Durante quei pochi giorni che precedettero il processo, Brennan e Booth vissero un piccolo idillio. Per non rischiare di incontrare Ardich, impossibilitato a parlare con il procuratore Franklin, Booth si rifugiò a casa della futura madre. Tra le sua braccia, ma, specialmente, tra le gambe. Per fortuna di Booth la donna non mostrò più dubbi e gelosie in particolar modo non nominò più Emmerich. Sembrava così appagata e felice dopo il sesso che tutto appariva facile e concreto. Erano loro due e basta e la ricerca del piacere. Dell’intimità assoluta. Ma buttare fuori di casa il resto, il veleno, i dubbi, la realtà, era stato difficile, quasi insostenibile, soprattutto a causa delle lunghe conversazioni telefoniche che l’agente non poté evitare con Wendy.


La notte prima dell’udienza Booth si portò il suo vestito migliore dietro. Lo appese sul porta abiti sospirando. Temperance gli fu dietro e lo abbracciò appoggiando il mento tra la spalla e la testa.
“Come ti senti?”
“Non me lo chiedere... non lo so. Un pesce fuor d’acqua o qualcosa del genere.” Si voltò per poterla abbracciare da davanti.
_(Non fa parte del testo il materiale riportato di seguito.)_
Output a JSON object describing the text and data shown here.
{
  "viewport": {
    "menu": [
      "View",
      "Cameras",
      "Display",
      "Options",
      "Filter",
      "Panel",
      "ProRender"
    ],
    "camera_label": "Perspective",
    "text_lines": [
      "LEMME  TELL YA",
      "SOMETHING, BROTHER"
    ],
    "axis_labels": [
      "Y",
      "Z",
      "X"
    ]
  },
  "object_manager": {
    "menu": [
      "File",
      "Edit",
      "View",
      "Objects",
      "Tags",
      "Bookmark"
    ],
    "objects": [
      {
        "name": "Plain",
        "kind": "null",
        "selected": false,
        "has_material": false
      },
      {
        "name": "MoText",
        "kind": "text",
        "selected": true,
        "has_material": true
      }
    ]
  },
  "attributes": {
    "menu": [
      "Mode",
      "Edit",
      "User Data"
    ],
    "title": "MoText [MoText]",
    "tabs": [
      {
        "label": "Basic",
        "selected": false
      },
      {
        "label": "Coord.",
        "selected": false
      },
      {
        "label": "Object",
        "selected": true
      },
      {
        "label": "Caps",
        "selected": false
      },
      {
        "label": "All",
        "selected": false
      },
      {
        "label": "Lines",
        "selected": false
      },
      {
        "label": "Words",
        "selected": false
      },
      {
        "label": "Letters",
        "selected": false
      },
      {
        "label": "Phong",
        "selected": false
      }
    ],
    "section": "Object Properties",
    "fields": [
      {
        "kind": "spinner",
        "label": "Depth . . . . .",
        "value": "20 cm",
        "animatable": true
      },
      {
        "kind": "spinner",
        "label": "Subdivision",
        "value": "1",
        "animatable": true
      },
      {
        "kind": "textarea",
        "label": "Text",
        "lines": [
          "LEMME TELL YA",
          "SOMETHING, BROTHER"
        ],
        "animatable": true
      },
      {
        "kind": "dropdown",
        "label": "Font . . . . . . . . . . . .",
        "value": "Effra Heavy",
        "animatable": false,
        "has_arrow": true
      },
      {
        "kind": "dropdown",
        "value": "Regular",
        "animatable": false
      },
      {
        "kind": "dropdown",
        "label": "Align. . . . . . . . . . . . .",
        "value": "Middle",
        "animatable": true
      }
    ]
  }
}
Restarono per qualche minuto stretti simili ad innamorati romantici in una sala da ballo vecchio stampo. “Lo sai che ti amo?” le ricordò accarezzandole le labbra con un dito. L’indice fece dei cerchi simmetrici attorno alla sua bocca.
“Sì lo so, ti amo anch’io.” Lui restò interdetto. Era forse la prima volta che lo ammetteva. Magari glielo aveva confidato durante qualche orgasmo ma non gli aveva dato peso. Mai fuori dal contesto sessuale.
“Davvero?”
“Booth, stai scherzando? Certo che ti amo! Ti amo davvero tanto per guardare il tuo viso da labrador abbattuto e non sbatterti fuori a calci.”
“Mentre ora faremmo l’amore e tu sarai stata ben felice di non avermi sbattuto fuori a calci” ribatté mentre, sornione, alzava la gonna che fasciava le lunghe gambe toniche. Si chinò seguendo il percorso inverso dell’indumento. Guardò il ventre appena arrotondato. Lo baciò. La sentì rabbrividire. La liberò anche dello slip, e quando fu nuda dalla vita in giù, la contemplò per qualche istante. Non occorreva dirle quanto la trovasse meravigliosa. Lei e quella creatura che le cresceva dentro era tutto quello per il quale valeva la pena lottare, vivere. Fece per spostare la bocca in lidi più umidi e desiderosi d’attenzioni ma lei, trattenendo il desiderio, lo bloccò.
“No, stasera non facciamolo, ti prego.”
“Perché?”
“Diciamo che uno dei miei sbalzi ormonali, ok?” Booth si alzò in piedi. La fissò negli occhi senza chiedere... ma a lei bastò quello sguardo per rispondere.
“Ho paura di... di perderti, Booth.”
“Ancora queste insicurezze? Non cambierà niente... dopo.”
“Me lo giuri?”. L’uomo si morse il labbro.
“Qualsiasi cosa, ti prometto che non vi abbandonerò mai. Ogni singolo respiro, ricordi?” e così dicendo posò il palmo della mano sulla pancia.